Le distanze fra i due sono poi cresciute. Non poco. "Lo scorso anno - commenta oggi Civati - uno degli slogan della convention alla stazione Leopolda era 'prima il popolo, poi il leader': ecco, mi pare che adesso Matteo si stia occupando più del leader che del popolo". Il consigliere regionale sottolinea: con Renzi "non c'è polemica". Anche Renzi, ogni volta che ha tirato le orecchie a Civati, ha premesso che "non c'è polemica". Insomma, fra i due il bon ton è sempre stato rispettato. Meglio, quasi sempre. La nuova kermesse fiorentina dei 'rottamatori'? "L'apprendo dai giornali - risponde Civati - semplicemente, Matteo ha deciso di scegliersi nuovi compagni di strada". Del resto, Civati ammette di aver condiviso "poche delle cose che Renzi ha detto in quest'ultimo anno: non ho capito la sua freddezza verso l'esito del referendum, né la sua uscita sui cosiddetti Fantozzi della pubblica amministrazione, così come i suoi attacchi al sindacato ed il suo stare senza se e senza ma con Marchionne". L'impressione, per Civati, è che "Renzi si stia ricollocando da dove era partito, cioè in campo moderato".
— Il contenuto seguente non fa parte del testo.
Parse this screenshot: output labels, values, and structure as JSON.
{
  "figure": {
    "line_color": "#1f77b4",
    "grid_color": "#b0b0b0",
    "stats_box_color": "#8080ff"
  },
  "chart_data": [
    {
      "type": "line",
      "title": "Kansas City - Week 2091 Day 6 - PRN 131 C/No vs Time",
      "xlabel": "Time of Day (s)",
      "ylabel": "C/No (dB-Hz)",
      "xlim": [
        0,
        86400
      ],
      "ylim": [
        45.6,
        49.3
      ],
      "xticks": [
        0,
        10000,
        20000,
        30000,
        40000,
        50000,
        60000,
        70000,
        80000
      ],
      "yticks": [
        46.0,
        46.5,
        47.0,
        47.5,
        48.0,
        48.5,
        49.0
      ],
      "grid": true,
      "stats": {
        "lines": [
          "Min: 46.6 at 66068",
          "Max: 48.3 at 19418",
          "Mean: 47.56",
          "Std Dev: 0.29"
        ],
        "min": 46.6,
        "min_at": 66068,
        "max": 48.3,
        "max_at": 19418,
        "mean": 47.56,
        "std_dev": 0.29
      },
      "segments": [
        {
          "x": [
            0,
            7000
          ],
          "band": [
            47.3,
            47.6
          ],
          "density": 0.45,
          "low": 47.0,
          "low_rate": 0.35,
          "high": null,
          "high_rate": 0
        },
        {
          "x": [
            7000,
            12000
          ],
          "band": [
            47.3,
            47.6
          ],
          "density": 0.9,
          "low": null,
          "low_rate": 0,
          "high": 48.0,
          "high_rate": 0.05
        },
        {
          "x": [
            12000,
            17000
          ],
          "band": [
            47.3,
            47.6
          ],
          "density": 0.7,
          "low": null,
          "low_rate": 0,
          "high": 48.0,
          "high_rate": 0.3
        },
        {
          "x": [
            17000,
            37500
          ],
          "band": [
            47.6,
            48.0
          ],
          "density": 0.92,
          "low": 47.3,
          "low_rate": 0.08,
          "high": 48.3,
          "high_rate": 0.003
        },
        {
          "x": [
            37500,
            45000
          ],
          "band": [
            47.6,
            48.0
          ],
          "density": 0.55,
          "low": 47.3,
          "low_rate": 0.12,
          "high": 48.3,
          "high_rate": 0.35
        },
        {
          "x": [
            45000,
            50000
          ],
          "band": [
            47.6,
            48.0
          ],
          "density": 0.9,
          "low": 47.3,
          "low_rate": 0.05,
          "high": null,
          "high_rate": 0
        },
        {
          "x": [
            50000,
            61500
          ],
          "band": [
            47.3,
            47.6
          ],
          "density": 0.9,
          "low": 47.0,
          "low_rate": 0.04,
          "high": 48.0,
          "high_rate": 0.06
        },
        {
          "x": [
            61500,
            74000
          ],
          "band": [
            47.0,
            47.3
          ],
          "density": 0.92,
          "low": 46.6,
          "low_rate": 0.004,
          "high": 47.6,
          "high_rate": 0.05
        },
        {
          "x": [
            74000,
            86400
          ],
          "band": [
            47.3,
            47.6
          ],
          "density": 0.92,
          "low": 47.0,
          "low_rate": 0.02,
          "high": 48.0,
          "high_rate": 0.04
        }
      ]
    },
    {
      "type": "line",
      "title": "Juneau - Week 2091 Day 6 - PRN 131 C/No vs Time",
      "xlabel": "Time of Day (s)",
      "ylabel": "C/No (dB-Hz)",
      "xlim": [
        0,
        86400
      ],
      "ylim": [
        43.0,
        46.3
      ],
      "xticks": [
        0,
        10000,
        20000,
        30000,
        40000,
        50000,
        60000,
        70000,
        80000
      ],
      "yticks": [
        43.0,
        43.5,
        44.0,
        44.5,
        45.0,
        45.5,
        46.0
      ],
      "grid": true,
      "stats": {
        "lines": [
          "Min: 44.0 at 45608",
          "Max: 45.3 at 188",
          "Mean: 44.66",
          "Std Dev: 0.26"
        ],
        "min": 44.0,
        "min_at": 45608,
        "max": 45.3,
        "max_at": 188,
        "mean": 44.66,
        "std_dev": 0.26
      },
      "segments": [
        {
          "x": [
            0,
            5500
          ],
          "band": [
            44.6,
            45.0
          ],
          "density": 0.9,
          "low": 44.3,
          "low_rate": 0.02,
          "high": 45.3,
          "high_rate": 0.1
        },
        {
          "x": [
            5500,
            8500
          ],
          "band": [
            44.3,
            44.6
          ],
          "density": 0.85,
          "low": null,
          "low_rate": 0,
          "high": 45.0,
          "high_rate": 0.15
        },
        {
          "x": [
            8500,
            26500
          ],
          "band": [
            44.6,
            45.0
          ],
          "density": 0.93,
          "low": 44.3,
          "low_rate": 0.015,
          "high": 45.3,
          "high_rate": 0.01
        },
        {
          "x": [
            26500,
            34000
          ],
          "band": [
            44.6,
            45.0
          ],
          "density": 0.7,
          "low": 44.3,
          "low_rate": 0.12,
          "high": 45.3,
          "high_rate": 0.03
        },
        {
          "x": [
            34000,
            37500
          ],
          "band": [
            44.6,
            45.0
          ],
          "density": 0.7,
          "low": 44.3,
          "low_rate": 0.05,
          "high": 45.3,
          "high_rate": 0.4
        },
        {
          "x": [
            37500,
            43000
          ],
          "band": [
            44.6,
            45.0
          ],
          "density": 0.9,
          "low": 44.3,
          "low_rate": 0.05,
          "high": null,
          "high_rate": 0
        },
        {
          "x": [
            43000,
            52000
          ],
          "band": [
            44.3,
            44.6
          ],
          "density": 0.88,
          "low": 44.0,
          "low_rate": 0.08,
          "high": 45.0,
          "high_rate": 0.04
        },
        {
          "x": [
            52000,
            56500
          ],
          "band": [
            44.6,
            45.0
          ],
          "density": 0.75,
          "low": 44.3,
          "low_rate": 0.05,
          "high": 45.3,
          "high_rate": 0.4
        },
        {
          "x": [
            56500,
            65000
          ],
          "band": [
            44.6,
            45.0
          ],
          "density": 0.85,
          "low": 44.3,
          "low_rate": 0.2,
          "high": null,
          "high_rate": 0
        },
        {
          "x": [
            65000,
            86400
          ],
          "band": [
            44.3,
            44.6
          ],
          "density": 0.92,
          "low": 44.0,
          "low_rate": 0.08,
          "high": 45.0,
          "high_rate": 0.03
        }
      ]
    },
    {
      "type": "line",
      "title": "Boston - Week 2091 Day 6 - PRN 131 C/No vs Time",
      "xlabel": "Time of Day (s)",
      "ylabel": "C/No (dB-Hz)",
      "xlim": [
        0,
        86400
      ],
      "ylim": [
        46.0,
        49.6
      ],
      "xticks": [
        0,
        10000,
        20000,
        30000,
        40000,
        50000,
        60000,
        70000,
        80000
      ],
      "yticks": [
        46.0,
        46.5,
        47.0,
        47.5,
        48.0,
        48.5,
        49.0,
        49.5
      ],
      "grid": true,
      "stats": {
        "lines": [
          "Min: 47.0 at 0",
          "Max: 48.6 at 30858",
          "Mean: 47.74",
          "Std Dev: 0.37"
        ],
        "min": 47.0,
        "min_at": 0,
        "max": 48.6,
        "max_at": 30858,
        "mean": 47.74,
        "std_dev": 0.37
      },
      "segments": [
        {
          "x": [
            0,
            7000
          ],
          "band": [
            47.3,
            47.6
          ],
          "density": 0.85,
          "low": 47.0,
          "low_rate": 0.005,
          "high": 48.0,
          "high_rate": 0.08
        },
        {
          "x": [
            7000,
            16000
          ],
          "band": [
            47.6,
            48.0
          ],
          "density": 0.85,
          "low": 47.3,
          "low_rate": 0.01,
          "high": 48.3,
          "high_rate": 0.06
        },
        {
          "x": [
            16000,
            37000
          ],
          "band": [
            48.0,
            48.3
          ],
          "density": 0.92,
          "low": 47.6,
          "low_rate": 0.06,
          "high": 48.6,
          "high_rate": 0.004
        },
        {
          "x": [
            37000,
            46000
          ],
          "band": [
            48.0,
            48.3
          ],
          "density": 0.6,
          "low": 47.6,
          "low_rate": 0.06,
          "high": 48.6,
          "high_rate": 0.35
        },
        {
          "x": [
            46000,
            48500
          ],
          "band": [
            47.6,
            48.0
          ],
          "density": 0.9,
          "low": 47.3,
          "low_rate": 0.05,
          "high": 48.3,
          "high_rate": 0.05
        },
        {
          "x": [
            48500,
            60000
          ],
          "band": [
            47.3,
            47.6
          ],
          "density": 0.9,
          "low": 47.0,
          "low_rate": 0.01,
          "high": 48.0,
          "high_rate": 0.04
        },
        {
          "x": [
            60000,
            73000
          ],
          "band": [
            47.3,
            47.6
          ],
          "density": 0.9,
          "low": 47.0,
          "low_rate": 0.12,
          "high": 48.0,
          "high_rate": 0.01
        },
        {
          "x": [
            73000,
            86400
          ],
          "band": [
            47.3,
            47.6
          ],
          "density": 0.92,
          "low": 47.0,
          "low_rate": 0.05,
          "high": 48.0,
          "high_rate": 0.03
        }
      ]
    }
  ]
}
Ora che le strade dei cofondatori della 'rottamazione' nel Pd sono divise, Civati spera almeno che "lo spirito della Leopolda, che è stato di vero e radicale rinnovamento, non vada perduto". Ma cosa non va fra Civati e Renzi? "Rispetto al sindaco - risponde il consigliere lombardo - ho preferito continuare a concentrarmi sul progetto anziché pensare alla leadership". Strano destino quello del giovane Civati: rottamato dal 'rottamatore'.